The "Mosaic Effect"...


A few months ago I had the privilege to sit in on a presentation by an architect at the data.gov website. It was quite an interesting presentation and I was very glad I took some time out of my schedule to see what they were doing, where they started and what was next. During the question and answer portion of the presentation, almost every single question asked to the presenter was about the quality of the data available on the site or about the security aspect of making all this data available to anyone with an Internet connection.

The presenters answers to the data quality questions were almost exclusively centered around the fact that data available on the site was provided by the individual agencies and the individual agencies needed to be responsible for handling the quality of the data. In short, data.gov was just making the data available, if you had a problem with the data, go see the folks who created it. Makes some sense I guess, if they got hung up on worrying about all the data content they would never have gotten this far, not sure I agree with it, but I guess it makes sense. I’ve mentioned in previous posts that I wished there was some way to provide feedback and viola, they’ve recently added the ability to “rate” the data sets by four ratings (overall utility, data utility, usefulness and ease of access).

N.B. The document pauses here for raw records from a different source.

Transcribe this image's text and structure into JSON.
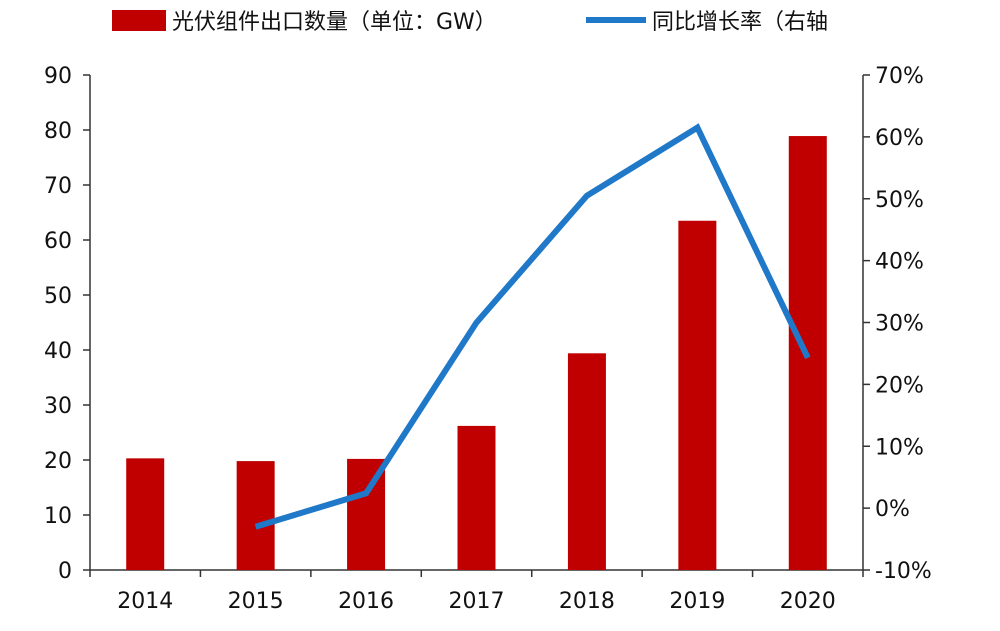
{
  "chart_data": {
    "type": "bar",
    "categories": [
      "2014",
      "2015",
      "2016",
      "2017",
      "2018",
      "2019",
      "2020"
    ],
    "series": [
      {
        "name": "光伏组件出口数量（单位：GW）",
        "type": "bar",
        "axis": "left",
        "color": "#C00000",
        "values": [
          20.3,
          19.8,
          20.2,
          26.2,
          39.4,
          63.5,
          78.9
        ]
      },
      {
        "name": "同比增长率（右轴",
        "type": "line",
        "axis": "right",
        "color": "#1F78C8",
        "values": [
          null,
          -3.0,
          2.4,
          30.0,
          50.5,
          61.5,
          24.3
        ]
      }
    ],
    "y_left": {
      "ylim": [
        0,
        90
      ],
      "ticks": [
        "0",
        "10",
        "20",
        "30",
        "40",
        "50",
        "60",
        "70",
        "80",
        "90"
      ]
    },
    "y_right": {
      "ylim": [
        -10,
        70
      ],
      "ticks": [
        "-10%",
        "0%",
        "10%",
        "20%",
        "30%",
        "40%",
        "50%",
        "60%",
        "70%"
      ]
    },
    "legend_placement": "top",
    "grid": false
  }
}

Answers to the security related questions were certainly more thoughtful. The presenter noted that all the data sets available on data.gov were readily available at the different U.S. Government agency websites already, all data.gov was doing was making them much more easily accessible. It was clear however that security was on the mind of the presenter, the tone of the conversation became much more serious during this part of the discussion. What was the primary security concern of the presenter? It wasn’t that an agency was going to post a single data set which would compromise security, he didn’t think anyone was that foolish (this was pre-WikiLeaks). The primary concern was that someone could merge multiple data sets together, piece them together if you will, to build a new data set which would in fact compromise security. The presenter called this scenario the “Mosaic Effect” and defined it as follows (paraphrased): “The Mosaic Effect is when seemingly innocent (the presenter used the word innocuous) bits of data while by themselves are not a security concern, may reveal secure information when combined.”



In 2004, ComputerWorld defined the Mosiac Effect as (paraphrased): “How a combination of seemingly innocuous bits of data can create a privacy breach when combined”.

In an statement on the CIO.gov website in early 2010, Vivek Kundra stated: “Individual pieces of data when released independently may not reveal sensitive information but when combined, this “mosaic effect” could be used to derive personal information or information vital to national security.”

The “Mosaic Effect” hit home recently when a friend sent us a link to an online phonebook which aggregates data about people and makes it available via an online search engine. There are probably dozens of sites now which do this but this particular site provided the following bits of information on my name: address, approximate age, approximate household income, approximate home value, hobbies, other household members, YIKES... Apparently they knew more about me which they were willing to share if I was willing to cough up $36 a year for full access to their database and search capabilities.

I’m not a privacy nut but we’re moving into an age where just about any information you want to find out about a person could be found out with an Internet browser. Data aggregation websites are exploiting this “Mosaic Effect” culling data together from social networks, online auctions, online real estate and tax databases and wherever else they can get grab information about people. Like it or not, sooner or later you won’t have to ask someone “boxers or briefs”, you’ll pay $36 to some random data aggregator and you’ll find out the person’s waist size too.

Until next time...Rich

Comments

Unknown said…
Rich
Great post. It is worth pointing out that in Europe, the legislation re: Personal Data Protection defines "Personal Data" as being anything which can identify an individual or which, if combined with other data likely to come into your possession, would identify an individual.

So the Mosaic effect was anticpated with that legal framing.

Of course, people still screw up all the time!
Anonymous said…
Rich,

An excellent post which touches on many areas/prompts more thoughts:
* Daragh correctly points out the data protection legislation already provides some mechanisms to overcome the mosaic effect
* If there are DQ problems with individual tiles in the mosaic, then you may end up with a picture that is not correct, but may not obviously be so
* If common identifiers are not used consistently, then it is possible that the mosaic ends up being a collection of small mosaics which do not clearly join up
* Publication of large volumes of such data can be misleading due to what is left out (as it may not meet thresholds for significance, or may be too sensitive). The UK government recently published large volumes of expenditure data for government departments, however, analysis of this will be difficult due to the complexity of the overall data sets, a lack of clarity on the completeness of the data and of the accuracy of the data.
* As Henrik Sorenson mentioned in his tweet of your post, it looks to Europeans (and others) as if your post was written on the 1st August 2011, so may have involved some time travel.

It makes me wonder what the world would be like if all this data could be linked up and made meaningful - governments would have an even tougher time behaving the way they currently do and it would make the current Wikileaks disclosures seem like a storm in a teacup by comparison.

Keep up the good work


Julian
Murnane said…
Hey guys, I changed the date format!